Tra le opzioni figura anche Diawara, arrivato dal Troyes e considerato la sesta scelta nelle gerarchie. Con la permanenza di Tomori, Amorim vanta così ben 7 giocatori adatti ai tre ruoli difensivi, a cui si potrebbe aggiungere anche Bartesaghi come ottava opzione nel ruolo di braccetto sinistro date le caratteristiche del “vice-Estupinan”.
Se però si vuole parlare di una vera e propria lacuna nel reparto arretrato del Milan, gli aspetti da valutare sono due:
La prima riguarda la mancanza di un regista difensivo: nella rosa rossonera scarseggiano profili capaci di interpretare al meglio il ruolo di centrale puro nella difesa a tre.
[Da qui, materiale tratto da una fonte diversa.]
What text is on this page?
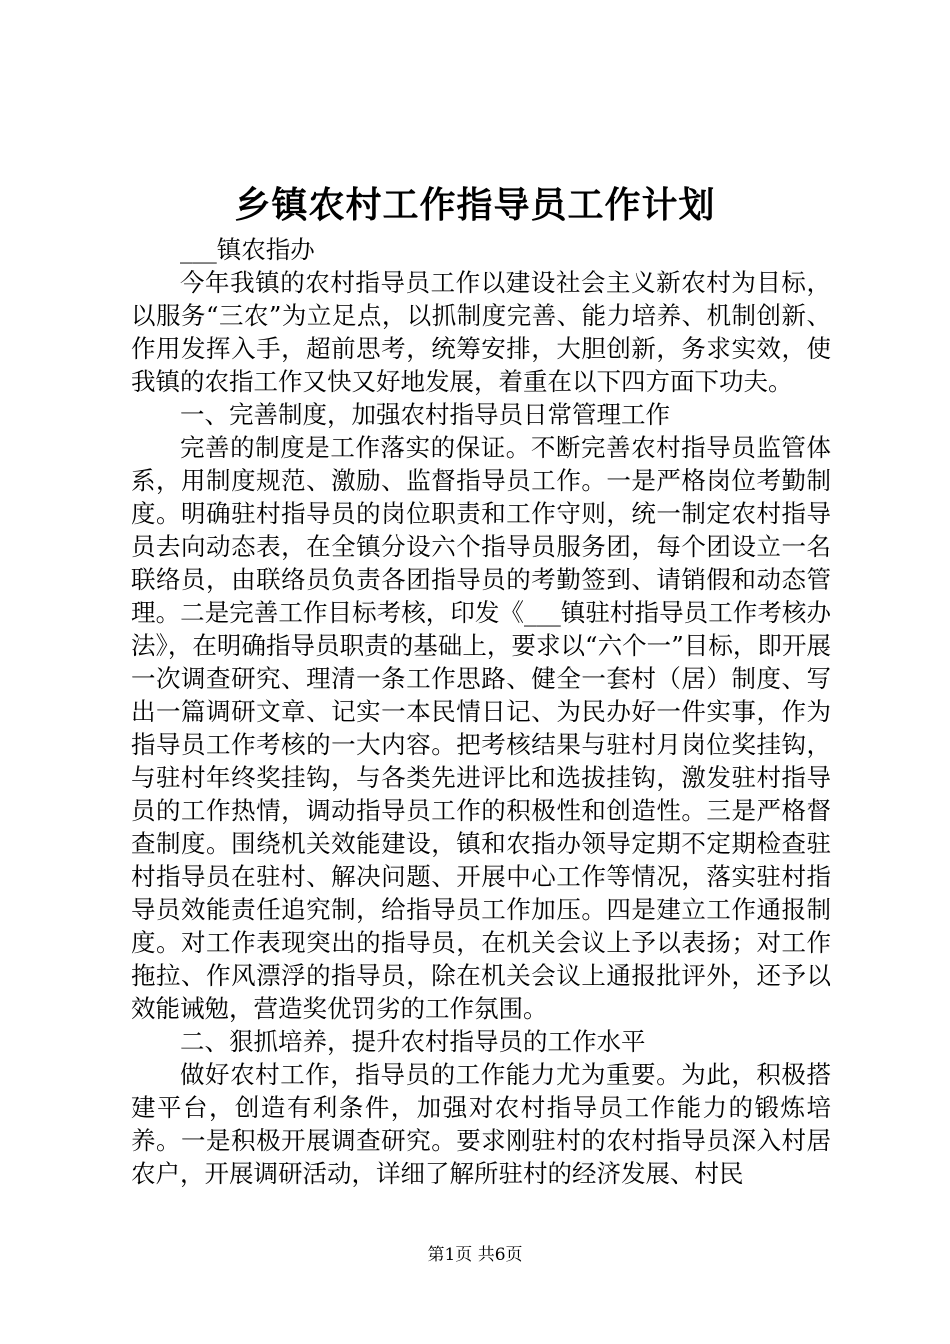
乡镇农村工作指导员工作计划

___镇农指办

今年我镇的农村指导员工作以建设社会主义新农村为目标，以服务“三农”为立足点，以抓制度完善、能力培养、机制创新、作用发挥入手，超前思考，统筹安排，大胆创新，务求实效，使我镇的农指工作又快又好地发展，着重在以下四方面下功夫。

一、完善制度，加强农村指导员日常管理工作

完善的制度是工作落实的保证。不断完善农村指导员监管体系，用制度规范、激励、监督指导员工作。一是严格岗位考勤制度。明确驻村指导员的岗位职责和工作守则，统一制定农村指导员去向动态表，在全镇分设六个指导员服务团，每个团设立一名联络员，由联络员负责各团指导员的考勤签到、请销假和动态管理。二是完善工作目标考核，印发《___镇驻村指导员工作考核办法》，在明确指导员职责的基础上，要求以“六个一”目标，即开展一次调查研究、理清一条工作思路、健全一套村（居）制度、写出一篇调研文章、记实一本民情日记、为民办好一件实事，作为指导员工作考核的一大内容。把考核结果与驻村月岗位奖挂钩，与驻村年终奖挂钩，与各类先进评比和选拔挂钩，激发驻村指导员的工作热情，调动指导员工作的积极性和创造性。三是严格督查制度。围绕机关效能建设，镇和农指办领导定期不定期检查驻村指导员在驻村、解决问题、开展中心工作等情况，落实驻村指导员效能责任追究制，给指导员工作加压。四是建立工作通报制度。对工作表现突出的指导员，在机关会议上予以表扬；对工作拖拉、作风漂浮的指导员，除在机关会议上通报批评外，还予以效能诫勉，营造奖优罚劣的工作氛围。

二、狠抓培养，提升农村指导员的工作水平

做好农村工作，指导员的工作能力尤为重要。为此，积极搭建平台，创造有利条件，加强对农村指导员工作能力的锻炼培养。一是积极开展调查研究。要求刚驻村的农村指导员深入村居农户，开展调研活动，详细了解所驻村的经济发展、村民

第1页 共6页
Oltre a Gabbia e Gila, che i tifosi sperano di vedere affiancati con continuità, forse è proprio Terracciano l’unico elemento più tecnico a disposizione di Amorim per l’impostazione del gioco.
E poi c’è la qualità generale delle alternative: il livello medio delle seconde linee non appare eccelso. Una considerazione che ridefinisce anche il senso del reintegro di Tomori, riserva di uno step superiore ai compagni per esperienza e cifra tecnica.
Il dubbio dei tifosi rossoneri si sposta quindi su un piano diverso: e se più che il numero degli uomini, a questa difesa mancasse la qualità nei ricambi?
Il vero nodo non risiede dunque nella quantità di uomini in rosa, ma nel livello medio dei ricambi nei ruoli chiave. La scelta della società di affidarsi alle risorse interne e al reintegro di Tomori rappresenta una scommessa al rialzo: solo il campo dirà se questa rosa sarà all’altezza delle ambizioni rossonere o se a gennaio la dirigenza sarà costretta a ritornare con urgenza sul mercato.